Comment en est-on arrivé là ? cette guerre est d’abord une rivalité entre deux chefs militaires , le général Abdel Fattah al-Burhan et le général Mohamed Hamdan Dogolo, surnommé Hemetti, respectivement président et vice-président du Conseil de souveraineté de transition qui a succédé à la dictature génocidaire du président Omar el-Bechir. Après avoir renversé ensemble le processus civil en octobre 2021, Al-Burhan a pris le pouvoir et Hemetti souhaite prendre sa place.

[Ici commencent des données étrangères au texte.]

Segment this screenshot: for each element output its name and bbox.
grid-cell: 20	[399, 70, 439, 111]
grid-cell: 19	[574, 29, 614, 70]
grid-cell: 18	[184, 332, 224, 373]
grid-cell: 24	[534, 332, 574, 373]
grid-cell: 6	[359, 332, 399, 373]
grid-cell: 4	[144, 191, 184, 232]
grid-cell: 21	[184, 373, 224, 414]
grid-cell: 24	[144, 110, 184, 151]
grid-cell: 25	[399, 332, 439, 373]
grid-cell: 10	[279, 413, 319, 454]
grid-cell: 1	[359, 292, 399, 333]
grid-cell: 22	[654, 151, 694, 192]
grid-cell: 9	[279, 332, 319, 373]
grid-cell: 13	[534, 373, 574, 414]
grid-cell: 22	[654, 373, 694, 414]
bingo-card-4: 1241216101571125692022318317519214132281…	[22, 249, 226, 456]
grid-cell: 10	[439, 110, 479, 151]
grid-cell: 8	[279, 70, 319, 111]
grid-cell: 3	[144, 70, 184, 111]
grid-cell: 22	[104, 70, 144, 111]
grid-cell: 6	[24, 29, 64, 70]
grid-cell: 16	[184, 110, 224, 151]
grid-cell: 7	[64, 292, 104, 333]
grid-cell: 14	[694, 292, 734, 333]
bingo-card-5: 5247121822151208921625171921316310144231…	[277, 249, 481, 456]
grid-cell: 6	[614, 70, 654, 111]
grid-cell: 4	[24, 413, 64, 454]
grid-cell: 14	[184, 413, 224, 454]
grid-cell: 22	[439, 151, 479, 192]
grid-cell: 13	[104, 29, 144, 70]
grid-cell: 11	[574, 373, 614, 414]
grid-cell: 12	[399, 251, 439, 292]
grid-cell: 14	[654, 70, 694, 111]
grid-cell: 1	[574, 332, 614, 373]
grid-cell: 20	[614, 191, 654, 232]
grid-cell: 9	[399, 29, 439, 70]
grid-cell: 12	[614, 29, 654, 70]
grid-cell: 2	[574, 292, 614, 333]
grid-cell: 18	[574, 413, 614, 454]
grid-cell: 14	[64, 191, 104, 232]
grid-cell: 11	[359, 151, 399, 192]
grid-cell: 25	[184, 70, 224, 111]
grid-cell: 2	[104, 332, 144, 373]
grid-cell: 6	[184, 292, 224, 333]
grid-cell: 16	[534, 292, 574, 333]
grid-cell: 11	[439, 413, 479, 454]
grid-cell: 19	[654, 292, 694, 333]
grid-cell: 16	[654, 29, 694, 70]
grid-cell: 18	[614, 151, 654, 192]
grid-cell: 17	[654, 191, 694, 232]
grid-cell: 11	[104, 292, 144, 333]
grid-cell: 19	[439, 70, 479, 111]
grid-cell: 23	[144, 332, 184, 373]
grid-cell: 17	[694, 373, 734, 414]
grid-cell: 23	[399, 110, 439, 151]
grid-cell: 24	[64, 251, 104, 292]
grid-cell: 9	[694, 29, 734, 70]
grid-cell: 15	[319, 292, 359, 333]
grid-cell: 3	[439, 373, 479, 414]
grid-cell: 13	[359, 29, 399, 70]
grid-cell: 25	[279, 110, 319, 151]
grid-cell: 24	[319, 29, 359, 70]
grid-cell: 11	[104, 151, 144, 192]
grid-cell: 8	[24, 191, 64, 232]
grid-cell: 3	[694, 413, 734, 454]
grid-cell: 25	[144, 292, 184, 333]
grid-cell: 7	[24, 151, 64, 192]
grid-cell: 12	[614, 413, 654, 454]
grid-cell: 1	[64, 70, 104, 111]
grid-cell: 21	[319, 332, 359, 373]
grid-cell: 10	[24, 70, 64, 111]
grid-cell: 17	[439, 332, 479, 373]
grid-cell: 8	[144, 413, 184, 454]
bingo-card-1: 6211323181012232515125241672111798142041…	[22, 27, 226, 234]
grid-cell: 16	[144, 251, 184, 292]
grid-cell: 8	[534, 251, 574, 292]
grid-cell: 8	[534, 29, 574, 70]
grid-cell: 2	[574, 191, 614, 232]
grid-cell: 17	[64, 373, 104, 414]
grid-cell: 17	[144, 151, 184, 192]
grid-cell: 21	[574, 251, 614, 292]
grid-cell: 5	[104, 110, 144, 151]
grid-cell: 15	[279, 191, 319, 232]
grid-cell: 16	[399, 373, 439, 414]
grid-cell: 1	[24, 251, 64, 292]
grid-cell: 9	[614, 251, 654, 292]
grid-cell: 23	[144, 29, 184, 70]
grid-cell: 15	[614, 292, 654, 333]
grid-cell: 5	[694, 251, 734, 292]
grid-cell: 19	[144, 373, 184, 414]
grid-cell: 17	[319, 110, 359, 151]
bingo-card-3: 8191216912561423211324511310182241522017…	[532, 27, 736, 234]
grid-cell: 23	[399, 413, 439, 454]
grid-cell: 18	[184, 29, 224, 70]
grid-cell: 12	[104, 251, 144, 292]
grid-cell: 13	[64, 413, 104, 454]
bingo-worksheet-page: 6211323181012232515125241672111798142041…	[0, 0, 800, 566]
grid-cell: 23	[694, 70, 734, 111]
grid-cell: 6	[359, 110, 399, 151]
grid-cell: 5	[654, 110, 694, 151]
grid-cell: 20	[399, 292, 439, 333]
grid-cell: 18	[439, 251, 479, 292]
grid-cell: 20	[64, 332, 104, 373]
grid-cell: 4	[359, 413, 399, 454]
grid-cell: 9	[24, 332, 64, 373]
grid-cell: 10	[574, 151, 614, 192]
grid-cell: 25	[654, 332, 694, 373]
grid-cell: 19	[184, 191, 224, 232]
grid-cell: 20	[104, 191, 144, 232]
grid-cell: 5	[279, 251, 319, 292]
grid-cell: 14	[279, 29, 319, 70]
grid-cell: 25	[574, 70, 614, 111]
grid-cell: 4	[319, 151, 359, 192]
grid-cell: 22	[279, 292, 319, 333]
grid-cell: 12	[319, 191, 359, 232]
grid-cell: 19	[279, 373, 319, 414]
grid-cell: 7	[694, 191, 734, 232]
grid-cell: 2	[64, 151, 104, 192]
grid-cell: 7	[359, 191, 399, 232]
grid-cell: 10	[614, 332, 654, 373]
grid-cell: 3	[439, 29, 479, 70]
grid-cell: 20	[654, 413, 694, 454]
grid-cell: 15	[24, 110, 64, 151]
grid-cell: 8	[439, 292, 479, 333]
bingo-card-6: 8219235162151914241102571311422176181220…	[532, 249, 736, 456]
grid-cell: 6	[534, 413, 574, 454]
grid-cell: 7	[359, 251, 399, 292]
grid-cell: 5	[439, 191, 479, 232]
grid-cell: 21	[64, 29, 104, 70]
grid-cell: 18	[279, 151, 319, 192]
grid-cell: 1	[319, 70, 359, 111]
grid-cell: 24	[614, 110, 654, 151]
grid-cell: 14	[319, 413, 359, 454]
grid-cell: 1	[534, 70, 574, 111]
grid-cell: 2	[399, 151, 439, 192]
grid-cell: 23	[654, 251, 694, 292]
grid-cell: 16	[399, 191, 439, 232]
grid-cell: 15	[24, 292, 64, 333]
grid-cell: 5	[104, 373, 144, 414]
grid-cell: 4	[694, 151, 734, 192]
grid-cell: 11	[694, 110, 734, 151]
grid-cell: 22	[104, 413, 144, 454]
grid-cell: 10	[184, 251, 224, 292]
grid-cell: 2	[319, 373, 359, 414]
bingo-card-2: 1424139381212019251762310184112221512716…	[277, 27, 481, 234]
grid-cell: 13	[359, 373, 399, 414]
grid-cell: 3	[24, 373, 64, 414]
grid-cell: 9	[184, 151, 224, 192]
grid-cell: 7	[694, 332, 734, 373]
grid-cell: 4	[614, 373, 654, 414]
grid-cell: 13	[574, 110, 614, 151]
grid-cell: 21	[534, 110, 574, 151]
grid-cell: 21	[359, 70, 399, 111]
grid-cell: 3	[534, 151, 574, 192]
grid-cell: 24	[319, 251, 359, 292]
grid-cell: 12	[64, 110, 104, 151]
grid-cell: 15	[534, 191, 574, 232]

Cette guerre s’appuie également, comme au Sahel, sur une rivalité exacerbée par la désertification, entre éleveurs nomades et agriculteurs sédentaires plus riches et également sur le suprématisme arabe à l’égard des populations noires habitant au Darfour, dans le sud du pays. Les Forces de soutien rapide (FSR) de Hemetti, issues en partie des milices Janjawid qui s’étaient déjà faites connaitre lors du conflit de même nature qui avait abouti à un génocide au Darfour en 2003 et à la sécession du Soudan du Sud en 2011, massacrent, terrorisent et quelquefois recrutent au sein de ces populations.
De son coté, Al-Burhan et l’état-major de l’armée régulière se revendiquent d’un islamisme politique dans la filiation du régime de Bachir, ce qui permet à Hemetti de se présenter comme luttant contre l’extrémisme religieux.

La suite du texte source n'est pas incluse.